ECLI:NL:GHARL:2020:4329
Gerechtshof Arnhem-Leeuwarden
- Hoger beroep
- Rechtspraak.nl
Bevestiging van een PIJ-maatregel in jeugdstrafrecht na poging tot doodslag
In deze zaak heeft het gerechtshof Arnhem-Leeuwarden op 9 juni 2020 uitspraak gedaan in hoger beroep tegen een vonnis van de rechtbank Gelderland van 18 december 2019. De verdachte, geboren in 2001, was veroordeeld voor een poging tot doodslag en kreeg een jeugddetentie van 10 maanden opgelegd, met een bijkomende PIJ-maatregel. De verdediging voerde aan dat de PIJ-maatregel niet opgelegd kon worden, omdat dit een ultimum remedium is en er nog niet alle mogelijkheden binnen de justitiële hulpverlening waren benut. De verdediging verwees naar een rapport van psycholoog R.J.B. Metze uit 2018, waarin werd geadviseerd om de verdachte individueel te behandelen.

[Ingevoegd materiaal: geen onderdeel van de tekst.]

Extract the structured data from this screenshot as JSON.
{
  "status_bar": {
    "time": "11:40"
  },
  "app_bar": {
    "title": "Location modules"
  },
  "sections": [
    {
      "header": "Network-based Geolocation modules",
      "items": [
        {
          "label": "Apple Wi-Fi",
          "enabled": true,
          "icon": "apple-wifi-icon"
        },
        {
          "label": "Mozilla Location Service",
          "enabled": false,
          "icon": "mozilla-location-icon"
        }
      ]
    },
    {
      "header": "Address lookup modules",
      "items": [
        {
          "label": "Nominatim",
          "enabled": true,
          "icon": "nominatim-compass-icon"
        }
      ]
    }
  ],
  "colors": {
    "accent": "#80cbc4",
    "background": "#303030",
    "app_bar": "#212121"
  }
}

Het hof oordeelde echter dat, hoewel er in 2018 werd geadviseerd tot individuele behandeling, de ernst van de gepleegde strafbare feiten sindsdien was toegenomen. De verdachte had op 31 mei 2019 een poging tot doodslag gepleegd. In de psychiatrische rapportages van I.E. Troost en D. Breuker werd geadviseerd om de PIJ-maatregel op te leggen, waarbij het hof geen aanleiding zag om te twijfelen aan de juistheid van deze rapportages. Het hof bevestigde daarom het vonnis van de rechtbank, met een aanvulling op de strafmotivering.
De uitspraak werd gedaan door de meervoudige kamer voor strafzaken, waarbij de voorzitter mr. R.W. van Zuijlen en de raadsheren mr. M. Keppels en mr. M.J.C. Dijkstra aanwezig waren. De griffier was mr. J. de Paauw - de Jong. De verdachte was niet aanwezig tijdens de uitspraak.